É assim mesmo, ainda que contra a opinião e desejo de dois presidentes da República tão distintos como Aníbal Cavaco Silva ou Marcelo Rebelo de Sousa. Curiosamente oriundos do mesmo espaço político, lidam com o desconforto natural de presidirem contrafeitos a uma geringonça e, agora, a uma maioria absoluta sem peças. Ocupados por uma moção de censura para a extrema-direita ver, verbo-de-encher para isolar o PSD, os dias para a Oposição terão de começar a ser melhores.
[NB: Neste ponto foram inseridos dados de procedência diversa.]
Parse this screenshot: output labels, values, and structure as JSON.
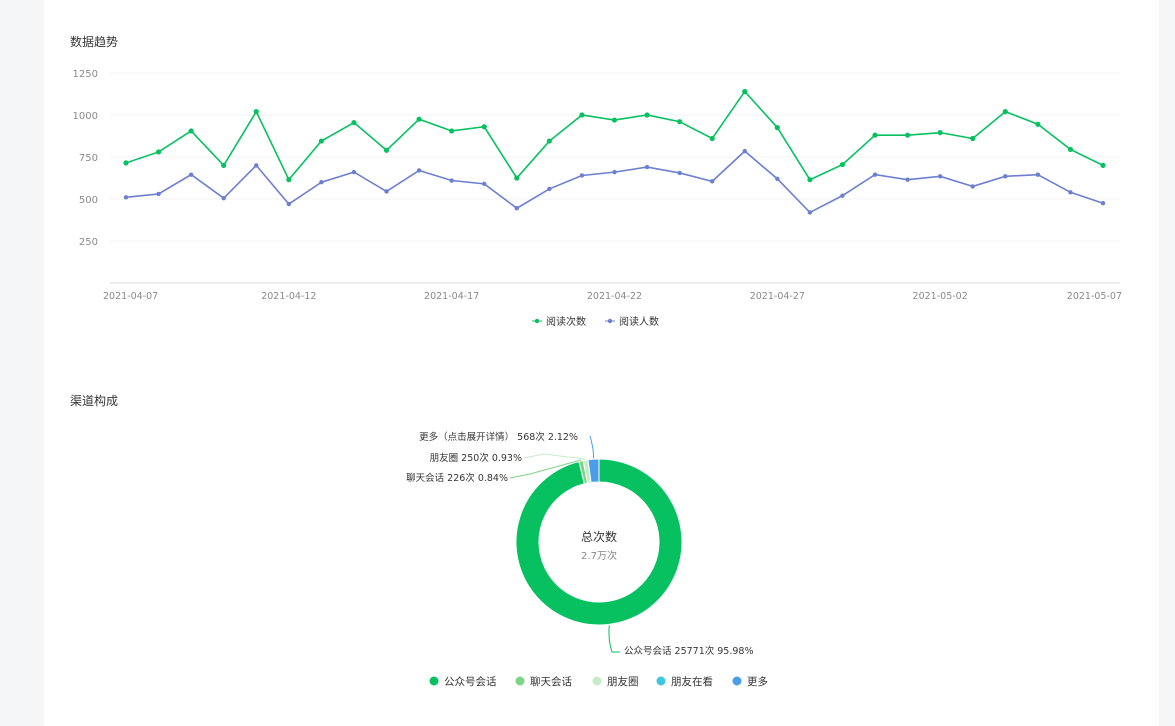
{
  "sections": {
    "trend_title": "数据趋势",
    "channel_title": "渠道构成"
  },
  "chart_data": [
    {
      "type": "line",
      "title": "数据趋势",
      "x": [
        "2021-04-07",
        "2021-04-08",
        "2021-04-09",
        "2021-04-10",
        "2021-04-11",
        "2021-04-12",
        "2021-04-13",
        "2021-04-14",
        "2021-04-15",
        "2021-04-16",
        "2021-04-17",
        "2021-04-18",
        "2021-04-19",
        "2021-04-20",
        "2021-04-21",
        "2021-04-22",
        "2021-04-23",
        "2021-04-24",
        "2021-04-25",
        "2021-04-26",
        "2021-04-27",
        "2021-04-28",
        "2021-04-29",
        "2021-04-30",
        "2021-05-01",
        "2021-05-02",
        "2021-05-03",
        "2021-05-04",
        "2021-05-05",
        "2021-05-06",
        "2021-05-07"
      ],
      "x_tick_labels": [
        "2021-04-07",
        "2021-04-12",
        "2021-04-17",
        "2021-04-22",
        "2021-04-27",
        "2021-05-02",
        "2021-05-07"
      ],
      "y_ticks": [
        250,
        500,
        750,
        1000,
        1250
      ],
      "ylim": [
        0,
        1250
      ],
      "grid": true,
      "legend": "bottom-center",
      "series": [
        {
          "name": "阅读次数",
          "color": "#07c160",
          "values": [
            715,
            780,
            905,
            700,
            1020,
            615,
            845,
            955,
            790,
            975,
            905,
            930,
            625,
            845,
            1000,
            970,
            1000,
            960,
            860,
            1140,
            925,
            615,
            705,
            880,
            880,
            895,
            860,
            1020,
            945,
            795,
            700
          ]
        },
        {
          "name": "阅读人数",
          "color": "#6c7fd0",
          "values": [
            510,
            530,
            645,
            505,
            700,
            470,
            600,
            660,
            545,
            670,
            610,
            590,
            445,
            560,
            640,
            660,
            690,
            655,
            605,
            785,
            620,
            420,
            520,
            645,
            615,
            635,
            575,
            635,
            645,
            540,
            475
          ]
        }
      ]
    },
    {
      "type": "pie",
      "title": "渠道构成",
      "center_label": "总次数",
      "center_value": "2.7万次",
      "legend": "bottom-center",
      "slices": [
        {
          "name": "公众号会话",
          "label": "公众号会话 25771次 95.98%",
          "value": 25771,
          "percent": 95.98,
          "color": "#07c160"
        },
        {
          "name": "聊天会话",
          "label": "聊天会话 226次 0.84%",
          "value": 226,
          "percent": 0.84,
          "color": "#7ed486"
        },
        {
          "name": "朋友圈",
          "label": "朋友圈 250次 0.93%",
          "value": 250,
          "percent": 0.93,
          "color": "#c6ecc6"
        },
        {
          "name": "朋友在看",
          "label": "",
          "value": 0,
          "percent": 0,
          "color": "#3fc7e0"
        },
        {
          "name": "更多",
          "label": "更多（点击展开详情） 568次 2.12%",
          "value": 568,
          "percent": 2.12,
          "color": "#4a9de8"
        }
      ]
    }
  ]
}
Carregados por demasiada demagogia e tacticismo, à direita do PS vivem-se tempos que só Luís Montenegro poderá salvar se ainda for a tempo. A ideia de que continua a prazo como líder reforça-se à medida que desenterra Cavaco Silva, Passos Coelho e Durão Barroso do armário, nomes nada queridos pelo eleitorado ao centro. Talvez o único com que tenha mesmo que conviver seja o homem do meio. Passos Coelho pode voltar a ter adesão no país mas, para tal, precisa que Montenegro ganhe tempo. Este é um problema grave do PSD. Boa parte dos seus ex-líderes e putativos candidatos continuam com muito má imagem pública junto dos portugueses. Qualquer um deles precisa de tempo que Montenegro nem sequer constrói. O eleitorado ao centro sente-se confortável com António Costa.
Marcelo apelida as únicas medidas sistémicas dos últimos anos para o combate ao desespero que se vive no mercado da habitação como sendo uma “folgazinha importante para as famílias no imediato”. As costas das famílias, vergadas ao peso da insustentável subida das taxas de juro e dos lucros milionários da banca, erguem-se um pouco, olhando o horizonte. Mas parece coisa de somenos para a posição presidencial ou partidária. Ao invés de densificar e promover, há uma Oposição que julga poder construir uma alternativa pelo telhado, enquanto ergue muros que caem pela base. É tempo de alternativas, sim. Mas dificilmente alguma delas vingará com demagogia, deita-abaixo ou ausência de propostas alternativas estruturais.